Construction for Train 1 was completed well-ahead of the guaranteed contractual schedule and within budget, Cheniere said. "However, instrumentation issues were discovered during the final phases of plant commissioning and cool down that will require some additional work over the next few weeks," it added.
Neal Shear, who was appointed interim president and chief executive officer at the end of last year (OGJ Online, Dec. 14, 2015), said, "With construction of Train 1 finished, we remain well-ahead of the guaranteed contractual schedule with Bechtel and anticipate no issues in meeting all contractual targets and guaranteed completion dates."
Shear added that construction for Trains 2-5 continues to be on an accelerated schedule and these trains are expected to come on line on a staggered basis. "Bechtel will hand over care, custody and control of each train as they complete its scope of work," he said.
Cheniere Partners owns 100% of the Sabine Pass LNG terminal on the Sabine-Neches Waterway less than 4 miles from the Gulf Coast. The Sabine Pass LNG terminal includes existing infrastructure of five LNG storage tanks with capacity of 16.9 bcf of gas equivalent, two docks that can accommodate vessels with nominal capacity of as much as 266,000 cu m, and vaporizers with regasification capacity of 4 bcfd.
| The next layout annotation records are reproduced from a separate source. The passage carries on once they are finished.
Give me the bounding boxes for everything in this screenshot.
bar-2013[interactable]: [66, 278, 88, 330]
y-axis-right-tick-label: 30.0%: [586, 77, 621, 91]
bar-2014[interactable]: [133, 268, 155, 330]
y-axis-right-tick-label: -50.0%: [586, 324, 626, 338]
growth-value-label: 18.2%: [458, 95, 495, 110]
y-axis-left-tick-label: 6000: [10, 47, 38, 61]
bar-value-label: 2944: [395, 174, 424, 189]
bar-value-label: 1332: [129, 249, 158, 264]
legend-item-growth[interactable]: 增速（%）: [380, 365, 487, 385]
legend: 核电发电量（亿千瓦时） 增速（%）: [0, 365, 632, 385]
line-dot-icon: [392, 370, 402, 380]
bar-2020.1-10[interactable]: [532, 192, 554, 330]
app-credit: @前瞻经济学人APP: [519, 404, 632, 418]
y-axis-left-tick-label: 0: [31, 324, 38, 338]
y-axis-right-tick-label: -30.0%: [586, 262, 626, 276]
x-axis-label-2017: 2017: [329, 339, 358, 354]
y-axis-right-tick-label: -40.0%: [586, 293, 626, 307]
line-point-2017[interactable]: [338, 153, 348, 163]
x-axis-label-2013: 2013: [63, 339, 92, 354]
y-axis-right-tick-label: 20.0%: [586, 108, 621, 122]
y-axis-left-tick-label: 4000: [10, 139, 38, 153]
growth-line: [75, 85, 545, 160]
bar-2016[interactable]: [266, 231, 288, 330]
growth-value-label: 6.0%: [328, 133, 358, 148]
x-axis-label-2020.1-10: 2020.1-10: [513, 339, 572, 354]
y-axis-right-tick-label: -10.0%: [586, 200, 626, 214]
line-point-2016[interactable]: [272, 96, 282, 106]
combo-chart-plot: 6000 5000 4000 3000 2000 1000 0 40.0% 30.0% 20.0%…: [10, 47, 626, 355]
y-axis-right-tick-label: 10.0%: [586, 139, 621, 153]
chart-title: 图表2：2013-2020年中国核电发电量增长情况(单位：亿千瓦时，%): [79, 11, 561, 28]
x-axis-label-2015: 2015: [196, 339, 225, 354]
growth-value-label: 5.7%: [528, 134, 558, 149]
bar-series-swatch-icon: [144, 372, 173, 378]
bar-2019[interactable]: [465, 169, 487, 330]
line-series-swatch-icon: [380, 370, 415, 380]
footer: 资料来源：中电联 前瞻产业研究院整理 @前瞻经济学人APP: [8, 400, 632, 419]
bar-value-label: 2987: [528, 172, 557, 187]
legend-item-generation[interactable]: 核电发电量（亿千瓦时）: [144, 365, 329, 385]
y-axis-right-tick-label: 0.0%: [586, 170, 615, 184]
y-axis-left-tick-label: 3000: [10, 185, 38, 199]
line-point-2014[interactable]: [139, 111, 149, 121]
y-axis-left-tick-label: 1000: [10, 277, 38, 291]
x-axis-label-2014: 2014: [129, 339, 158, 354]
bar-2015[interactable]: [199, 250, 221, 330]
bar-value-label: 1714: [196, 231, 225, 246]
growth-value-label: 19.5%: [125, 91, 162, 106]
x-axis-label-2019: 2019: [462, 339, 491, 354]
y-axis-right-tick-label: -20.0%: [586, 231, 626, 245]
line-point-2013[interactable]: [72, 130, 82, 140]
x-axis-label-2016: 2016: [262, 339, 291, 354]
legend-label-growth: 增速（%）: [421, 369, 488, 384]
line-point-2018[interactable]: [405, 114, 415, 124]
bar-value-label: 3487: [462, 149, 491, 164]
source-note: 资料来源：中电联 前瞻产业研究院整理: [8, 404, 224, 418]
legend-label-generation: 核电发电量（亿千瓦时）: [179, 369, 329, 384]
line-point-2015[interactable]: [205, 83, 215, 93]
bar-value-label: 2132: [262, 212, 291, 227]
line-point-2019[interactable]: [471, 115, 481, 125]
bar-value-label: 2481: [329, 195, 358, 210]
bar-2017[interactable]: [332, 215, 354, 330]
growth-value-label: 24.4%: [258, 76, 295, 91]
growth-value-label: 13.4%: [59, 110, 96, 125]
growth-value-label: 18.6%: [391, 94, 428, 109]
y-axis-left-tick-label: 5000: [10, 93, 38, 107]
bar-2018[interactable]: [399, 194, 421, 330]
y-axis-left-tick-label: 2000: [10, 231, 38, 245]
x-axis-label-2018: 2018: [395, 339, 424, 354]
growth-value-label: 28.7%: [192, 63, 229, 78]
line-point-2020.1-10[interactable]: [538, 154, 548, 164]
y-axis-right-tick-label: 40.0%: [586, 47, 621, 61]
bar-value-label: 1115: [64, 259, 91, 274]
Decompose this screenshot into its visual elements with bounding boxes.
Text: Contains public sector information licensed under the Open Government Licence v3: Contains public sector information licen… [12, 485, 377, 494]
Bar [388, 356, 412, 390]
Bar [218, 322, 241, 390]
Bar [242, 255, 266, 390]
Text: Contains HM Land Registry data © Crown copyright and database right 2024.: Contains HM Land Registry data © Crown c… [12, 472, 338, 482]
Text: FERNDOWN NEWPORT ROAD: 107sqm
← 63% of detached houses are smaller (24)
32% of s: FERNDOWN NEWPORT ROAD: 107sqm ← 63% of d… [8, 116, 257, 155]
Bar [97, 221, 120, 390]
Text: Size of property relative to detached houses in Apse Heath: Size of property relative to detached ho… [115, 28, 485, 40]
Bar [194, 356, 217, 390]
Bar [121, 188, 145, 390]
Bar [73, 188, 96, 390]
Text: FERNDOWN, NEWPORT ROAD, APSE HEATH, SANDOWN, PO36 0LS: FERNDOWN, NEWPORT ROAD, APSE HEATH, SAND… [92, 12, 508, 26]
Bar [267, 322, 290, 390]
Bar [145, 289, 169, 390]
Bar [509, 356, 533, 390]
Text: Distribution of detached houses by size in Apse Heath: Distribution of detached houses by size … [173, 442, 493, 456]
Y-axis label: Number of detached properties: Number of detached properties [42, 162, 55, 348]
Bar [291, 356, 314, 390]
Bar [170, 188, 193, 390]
Chevron to sell more Gorgon LNG to China
Chevron Australia Pty Ltd., operator of the Gorgon-Jansz LNG development off Western Australia, has signed a preliminary agreement with ENN LNG Trading Co. of China to supply LNG from the project beginning in 2018. Once finalized, the 10-year deal would mean that Chevron would supply ENN with as much as 500,000 tonnes/year of LNG.
ENN operates in 146 cities throughout China and has 11.3 million residential customers and 52,000 industrial and commercial customers. ENN is currently constructing an LNG receiving terminal that it expects to be operational in 2018.
The terms of the deal were not released, but pricing will be linked to oil contracts.
Chevron began to cool down the Gorgon-Jansz export system on Barrow Island after the arrival of a commissioning LNG cargo at the gas plant. At full production, the project's three trains will be able to produce 15.6 million tpy of LNG.